Agents of viral gastroenteritis such as astrovirus, rotavirus, and adenovirus are common pediatric pathogens accounting for many physician visits, hospital admissions, and nosocomial infections. Previous hospital-based prevalence studies have examined mainly symptomatic children.
To evaluate the prevalence of astrovirus, rotavirus, and adenovirus infections among hospitalized children less than 6 years of age, regardless of symptoms, and determine association with gastroenteritis.

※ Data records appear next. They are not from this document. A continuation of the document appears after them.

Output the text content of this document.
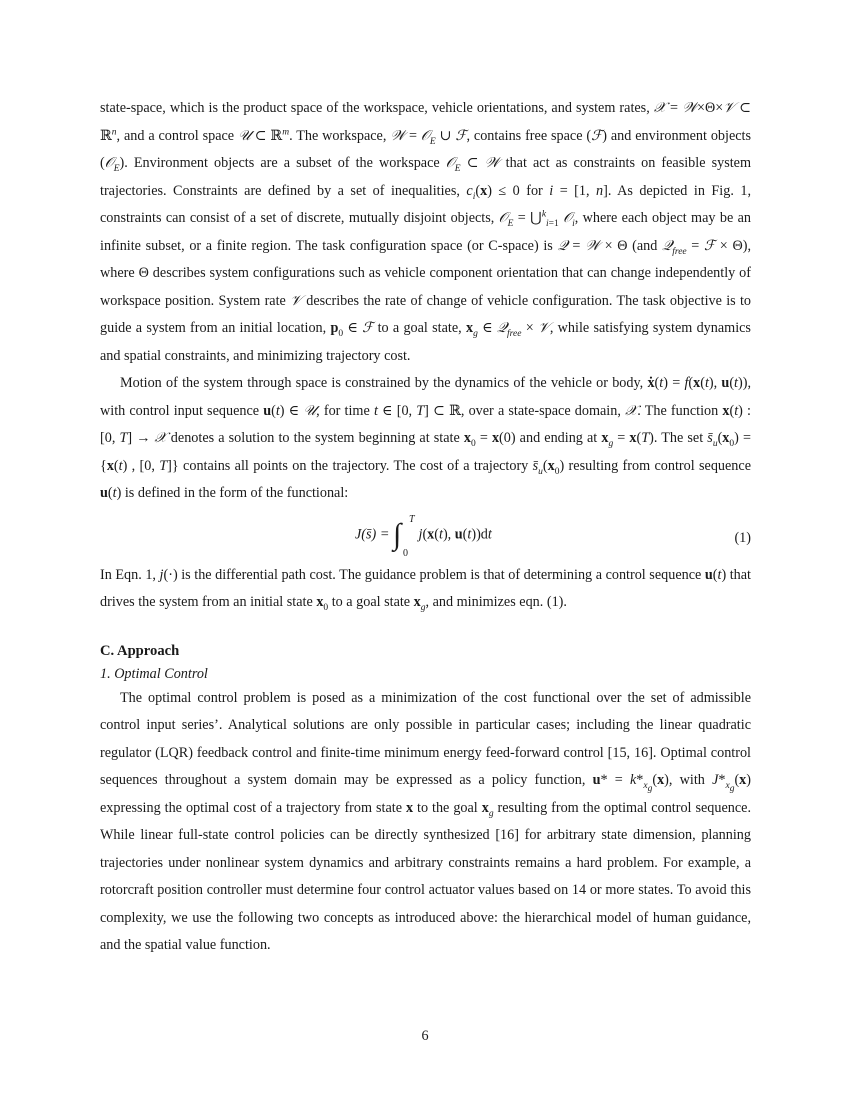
state-space, which is the product space of the workspace, vehicle orientations, and system rates, 𝒳 = 𝒲×Θ×𝒱 ⊂ ℝ$^n$, and a control space 𝒰 ⊂ ℝ$^m$. The workspace, 𝒲 = 𝒪$_E$ ∪ ℱ, contains free space (ℱ) and environment objects (𝒪$_E$). Environment objects are a subset of the workspace 𝒪$_E$ ⊂ 𝒲 that act as constraints on feasible system trajectories. Constraints are defined by a set of inequalities, $c_i(x) \le 0$ for i = [1, n]. As depicted in Fig. 1, constraints can consist of a set of discrete, mutually disjoint objects, 𝒪$_E$ = ⋃$^k_{i=1}$ 𝒪$_i$, where each object may be an infinite subset, or a finite region. The task configuration space (or C-space) is 𝒬 = 𝒲 × Θ (and 𝒬$_{free}$ = ℱ × Θ), where Θ describes system configurations such as vehicle component orientation that can change independently of workspace position. System rate 𝒱 describes the rate of change of vehicle configuration. The task objective is to guide a system from an initial location, $p_0$ ∈ ℱ to a goal state, $x_g$ ∈ 𝒬$_{free}$ × 𝒱, while satisfying system dynamics and spatial constraints, and minimizing trajectory cost.

Motion of the system through space is constrained by the dynamics of the vehicle or body, ẋ(t) = f(x(t), u(t)), with control input sequence u(t) ∈ 𝒰, for time t ∈ [0, T] ⊂ ℝ, over a state-space domain, 𝒳. The function x(t) : [0, T] → 𝒳 denotes a solution to the system beginning at state $x_0 = x(0)$ and ending at $x_g = x(T)$. The set $s̄_u(x_0) = \{x(t)$ , [0, T]} contains all points on the trajectory. The cost of a trajectory $s̄_u(x_0)$ resulting from control sequence u(t) is defined in the form of the functional:

J(s̄) = ∫ T
0
j(x(t), u(t))dt	(1)

In Eqn. 1, j(·) is the differential path cost. The guidance problem is that of determining a control sequence u(t) that drives the system from an initial state $x_0$ to a goal state $x_g$, and minimizes eqn. (1).

C. Approach
1. Optimal Control

The optimal control problem is posed as a minimization of the cost functional over the set of admissible control input series’. Analytical solutions are only possible in particular cases; including the linear quadratic regulator (LQR) feedback control and finite-time minimum energy feed-forward control [15, 16]. Optimal control sequences throughout a system domain may be expressed as a policy function, $u* = k*_{x_g}(x)$, with $J*_{x_g}(x)$ expressing the optimal cost of a trajectory from state x to the goal $x_g$ resulting from the optimal control sequence. While linear full-state control policies can be directly synthesized [16] for arbitrary state dimension, planning trajectories under nonlinear system dynamics and arbitrary constraints remains a hard problem. For example, a rotorcraft position controller must determine four control actuator values based on 14 or more states. To avoid this complexity, we use the following two concepts as introduced above: the hierarchical model of human guidance, and the spatial value function.

6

From September 1998 to June 2000, stool specimens were collected twice weekly from children less than five years of age admitted to two wards in a tertiary-care children's hospital. A total of 480 samples were obtained from 309 hospitalizations. Stools were examined using antibody-based ELISA for astrovirus, rotavirus, and adenovirus. Clinical data was abstracted from patient records.

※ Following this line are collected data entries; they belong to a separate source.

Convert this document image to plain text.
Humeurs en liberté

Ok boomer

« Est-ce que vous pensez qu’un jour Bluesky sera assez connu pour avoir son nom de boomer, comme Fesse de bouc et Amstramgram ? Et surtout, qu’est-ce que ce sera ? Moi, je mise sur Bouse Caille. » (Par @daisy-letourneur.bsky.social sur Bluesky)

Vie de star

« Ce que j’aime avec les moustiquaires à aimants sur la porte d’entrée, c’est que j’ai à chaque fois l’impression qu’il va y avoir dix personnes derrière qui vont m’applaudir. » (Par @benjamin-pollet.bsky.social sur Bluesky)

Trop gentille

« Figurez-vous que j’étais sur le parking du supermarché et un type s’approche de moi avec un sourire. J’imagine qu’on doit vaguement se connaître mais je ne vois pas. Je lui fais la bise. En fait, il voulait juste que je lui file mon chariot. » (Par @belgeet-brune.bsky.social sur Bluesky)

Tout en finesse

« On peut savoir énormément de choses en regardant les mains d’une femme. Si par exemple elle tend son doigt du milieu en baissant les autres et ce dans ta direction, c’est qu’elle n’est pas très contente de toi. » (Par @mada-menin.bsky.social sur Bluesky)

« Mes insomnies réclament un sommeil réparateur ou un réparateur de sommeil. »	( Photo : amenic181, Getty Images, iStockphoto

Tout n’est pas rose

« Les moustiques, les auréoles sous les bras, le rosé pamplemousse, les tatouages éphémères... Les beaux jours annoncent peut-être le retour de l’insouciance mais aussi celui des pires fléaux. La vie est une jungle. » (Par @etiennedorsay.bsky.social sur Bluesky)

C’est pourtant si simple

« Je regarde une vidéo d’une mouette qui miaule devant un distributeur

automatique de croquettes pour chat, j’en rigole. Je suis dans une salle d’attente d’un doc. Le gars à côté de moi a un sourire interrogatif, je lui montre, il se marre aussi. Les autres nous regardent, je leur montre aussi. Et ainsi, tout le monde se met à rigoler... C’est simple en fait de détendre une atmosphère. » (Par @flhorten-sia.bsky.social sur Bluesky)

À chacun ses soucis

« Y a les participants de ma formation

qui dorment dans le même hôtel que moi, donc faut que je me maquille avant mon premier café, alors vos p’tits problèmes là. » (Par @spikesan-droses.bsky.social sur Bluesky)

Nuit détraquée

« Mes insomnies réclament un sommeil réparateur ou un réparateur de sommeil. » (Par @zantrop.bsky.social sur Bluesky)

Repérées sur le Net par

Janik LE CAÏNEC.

Twenty one percent of the children had gastroenteritis symptoms at some point during their hospitalizations (43% were hospital acquired). Astrovirus was detected in 5.2% of all children compared to 6.8% with rotavirus and 0.8% with adenovirus serotypes 40 or 41. Nosocomial acquisition was common. Seventy five percent of astrovirus infections and 90% rotavirus infections were symptomatic. Astrovirus infections were significantly more likely to occur in younger infants and in children with compromised immunity. Rotavirus infections were significantly more likely to cause dehydration. In a three-year passive surveillance of gastroenteritis at the hospital, astrovirus and rotavirus infections peaked simultaneously in winter months.
Rotavirus and astrovirus are common symptomatic infections on pediatric wards and contribute greatly to inpatient morbidity. Adenoviruses played a limited role in gastroenteritis in hospitalized children in this study.
诸如星状病毒、轮状病毒和腺病毒等病毒性肠胃炎病原体是常见的儿科病原体,导致许多患儿就诊、住院及医院感染。以往基于医院的患病率研究主要针对有症状的儿童。
评估6岁以下住院儿童中星状病毒、轮状病毒和腺病毒感染的患病率,无论有无症状,并确定其与肠胃炎的关联。
1998年9月至2000年6月,每周两次从一家三级儿童专科医院两个病房收治的5岁以下儿童中采集粪便标本。共从309次住院病例中获取480份样本。使用基于抗体的酶联免疫吸附测定法检测粪便中的星状病毒、轮状病毒和腺病毒。临床数据从患者记录中提取。
21%的儿童在住院期间的某个时间点出现肠胃炎症状(43%为医院获得性)。在所有儿童中,星状病毒检出率为5.2%,轮状病毒为6.8%,腺病毒40型或41型为0.8%。医院获得性感染很常见。75%的星状病毒感染和90%的轮状病毒感染有症状。星状病毒感染在小婴儿和免疫功能受损儿童中更易发生。轮状病毒感染更易导致脱水。在该医院对肠胃炎进行的为期三年的被动监测中,星状病毒和轮状病毒感染在冬季同时达到高峰。
轮状病毒和星状病毒是儿科病房常见的有症状感染,对住院患儿发病率有很大影响。在本研究中,腺病毒在住院儿童肠胃炎中作用有限。